By: Anita Enander
Los Altos Town Crier
August 31, 2022 – The city of Los Altos recently submitted a draft of its housing element to state officials for review. You may have seen signs around town or read articles and wondered how this could affect you. Based on state projections, Los Altos is required to plan for 1,958 new housing units to be built in the next eight years, including 1,115 that can be developed as affordable to people making less than 120% of the area median income (AMI) – $181,550 for a family of four).
Our first task was to identify sites that have a potential for new housing. After a year of hard work by staff and commissions – and significant input from residents – we submitted our draft to the California Department of Housing and Community Development (HCD). All those involved were elated to reach this challenging milestone! Parking plazas 7 and 8 were identified as sites that could accommodate new development, including affordable housing. We also proposed adding housing as an accepted use in some areas where only business and commercial uses are permitted today. The good news: We propose to meet state mandates without putting multi-family developments in single-family neighborhoods.
HCD will provide comments and we will submit a revised plan early next year. If approved, we have three years to modify our zoning code to match the plan; three years of intensive work by staff and commissioners, who will rely on your input and feedback. If you’ve ever attended a Planning Commission meeting, you know how many details must be considered in a development project.
The details can affect you: height, setbacks, parking (cars and bicycles), materials, green space, street access, noise, safety, to name a few. All will have to be specified in objective standards for new projects in areas rezoned for housing.

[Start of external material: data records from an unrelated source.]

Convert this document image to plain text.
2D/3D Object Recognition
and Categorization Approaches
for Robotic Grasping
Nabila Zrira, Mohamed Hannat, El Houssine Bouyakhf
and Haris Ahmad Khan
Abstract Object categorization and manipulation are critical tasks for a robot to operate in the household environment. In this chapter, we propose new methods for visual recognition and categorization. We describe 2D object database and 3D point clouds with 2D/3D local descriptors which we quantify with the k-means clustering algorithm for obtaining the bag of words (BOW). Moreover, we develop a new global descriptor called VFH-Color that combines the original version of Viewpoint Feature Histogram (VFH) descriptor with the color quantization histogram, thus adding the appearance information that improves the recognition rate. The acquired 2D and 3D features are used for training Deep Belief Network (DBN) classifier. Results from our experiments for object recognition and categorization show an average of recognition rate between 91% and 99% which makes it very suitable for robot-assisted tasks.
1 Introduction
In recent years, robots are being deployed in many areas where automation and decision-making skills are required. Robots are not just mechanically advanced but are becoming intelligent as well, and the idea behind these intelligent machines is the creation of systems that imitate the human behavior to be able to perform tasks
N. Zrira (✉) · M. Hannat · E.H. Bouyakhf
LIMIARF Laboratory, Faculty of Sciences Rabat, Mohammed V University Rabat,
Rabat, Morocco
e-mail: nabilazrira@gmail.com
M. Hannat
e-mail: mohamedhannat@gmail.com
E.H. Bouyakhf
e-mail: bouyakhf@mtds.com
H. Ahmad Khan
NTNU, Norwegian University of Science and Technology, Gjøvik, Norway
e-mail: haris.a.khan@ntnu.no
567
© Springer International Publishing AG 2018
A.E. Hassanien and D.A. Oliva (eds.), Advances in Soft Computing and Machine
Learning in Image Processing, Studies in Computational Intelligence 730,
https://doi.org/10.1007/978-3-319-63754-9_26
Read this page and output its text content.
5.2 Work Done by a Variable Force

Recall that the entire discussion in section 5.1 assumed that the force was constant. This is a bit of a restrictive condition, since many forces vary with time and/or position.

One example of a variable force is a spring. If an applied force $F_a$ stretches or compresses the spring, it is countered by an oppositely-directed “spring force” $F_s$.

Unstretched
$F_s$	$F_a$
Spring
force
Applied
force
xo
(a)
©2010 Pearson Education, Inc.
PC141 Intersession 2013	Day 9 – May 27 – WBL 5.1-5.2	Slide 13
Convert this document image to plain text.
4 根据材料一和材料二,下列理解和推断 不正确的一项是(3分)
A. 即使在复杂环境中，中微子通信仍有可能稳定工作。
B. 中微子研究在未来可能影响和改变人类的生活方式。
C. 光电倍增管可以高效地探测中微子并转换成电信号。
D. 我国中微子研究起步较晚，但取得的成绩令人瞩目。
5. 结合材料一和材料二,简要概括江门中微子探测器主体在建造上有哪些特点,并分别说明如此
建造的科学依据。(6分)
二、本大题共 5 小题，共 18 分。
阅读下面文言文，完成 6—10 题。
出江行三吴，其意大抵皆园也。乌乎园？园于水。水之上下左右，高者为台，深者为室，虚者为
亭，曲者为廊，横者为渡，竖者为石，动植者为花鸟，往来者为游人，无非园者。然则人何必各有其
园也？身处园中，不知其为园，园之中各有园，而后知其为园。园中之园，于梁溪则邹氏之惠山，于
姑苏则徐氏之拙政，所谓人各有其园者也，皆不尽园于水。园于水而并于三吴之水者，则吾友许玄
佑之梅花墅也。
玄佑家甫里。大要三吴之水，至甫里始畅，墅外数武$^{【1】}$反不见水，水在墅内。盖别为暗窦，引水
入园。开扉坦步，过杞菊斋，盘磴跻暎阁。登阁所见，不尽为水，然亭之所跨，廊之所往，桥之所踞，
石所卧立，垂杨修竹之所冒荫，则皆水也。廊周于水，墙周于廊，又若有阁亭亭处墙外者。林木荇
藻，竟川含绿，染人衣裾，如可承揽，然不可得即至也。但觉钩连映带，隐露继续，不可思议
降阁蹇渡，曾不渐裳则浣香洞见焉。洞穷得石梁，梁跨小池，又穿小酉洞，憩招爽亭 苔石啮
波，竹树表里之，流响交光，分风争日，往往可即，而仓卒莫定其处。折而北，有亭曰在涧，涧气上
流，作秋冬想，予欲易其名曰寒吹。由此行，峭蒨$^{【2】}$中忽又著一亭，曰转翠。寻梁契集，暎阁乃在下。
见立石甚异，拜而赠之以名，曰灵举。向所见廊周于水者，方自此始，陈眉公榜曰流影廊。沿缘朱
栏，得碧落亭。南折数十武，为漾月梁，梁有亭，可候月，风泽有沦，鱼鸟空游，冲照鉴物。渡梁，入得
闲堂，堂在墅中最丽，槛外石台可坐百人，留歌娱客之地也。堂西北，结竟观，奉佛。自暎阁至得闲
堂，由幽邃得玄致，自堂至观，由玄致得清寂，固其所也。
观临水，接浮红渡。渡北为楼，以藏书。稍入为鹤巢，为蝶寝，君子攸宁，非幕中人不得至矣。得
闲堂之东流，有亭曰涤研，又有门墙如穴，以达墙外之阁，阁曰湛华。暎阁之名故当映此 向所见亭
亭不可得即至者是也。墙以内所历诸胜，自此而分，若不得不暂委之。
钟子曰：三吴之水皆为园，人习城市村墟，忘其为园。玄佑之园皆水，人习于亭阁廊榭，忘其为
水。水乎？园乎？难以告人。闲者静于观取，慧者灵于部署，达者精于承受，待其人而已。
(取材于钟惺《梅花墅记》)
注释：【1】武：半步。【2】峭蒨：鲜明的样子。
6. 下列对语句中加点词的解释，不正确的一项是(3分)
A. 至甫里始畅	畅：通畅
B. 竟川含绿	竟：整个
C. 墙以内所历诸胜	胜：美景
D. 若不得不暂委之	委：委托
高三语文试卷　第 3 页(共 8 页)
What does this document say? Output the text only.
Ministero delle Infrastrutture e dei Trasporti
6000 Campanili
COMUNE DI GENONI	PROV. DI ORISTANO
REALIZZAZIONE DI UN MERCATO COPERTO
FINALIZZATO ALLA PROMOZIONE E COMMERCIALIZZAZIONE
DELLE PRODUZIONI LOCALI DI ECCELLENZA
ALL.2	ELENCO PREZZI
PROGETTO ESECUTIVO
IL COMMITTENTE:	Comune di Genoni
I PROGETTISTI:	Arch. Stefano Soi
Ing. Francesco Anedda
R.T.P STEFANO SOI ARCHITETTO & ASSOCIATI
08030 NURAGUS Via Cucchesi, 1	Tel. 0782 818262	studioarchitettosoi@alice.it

Our biggest challenge will be meeting state goals for affordable housing, which we need to serve teachers, emergency personnel, city staff and local business workers. HCD says 789 of our required housing units must be for low- and very-low-income families ($34,800 for a single person to $117,750 for a family of four).
Given the high cost of land and construction, building one affordable unit can cost $750,000. Developers don’t finance low-income projects because they don’t earn a profit. Recent developments approved by the city council include the small number of affordable units that we can require by law, but most affordable housing requires public or nonprofit funding.
As an example, the EAH Housing project at 330 Distel Circle will provide 90 units for individuals and families earning 30-80% of the AMI. The city council unanimously supports this important project by waiving $5 million in fees, the county contributes the land, and a combination of grants and nonprofits will fund construction.
We will need many more public/private partnerships, more state and federal grants, more corporate donations – and your support – to increase affordable housing, mostly for people who already work in our community. And we will have to determine how to pay for increased demand on our city services and infrastructure from the population growth inherent in 1,958 new homes.
That’s why your voice, your participation, will be essential in planning our city’s future.
Anita Enander is mayor of Los Altos.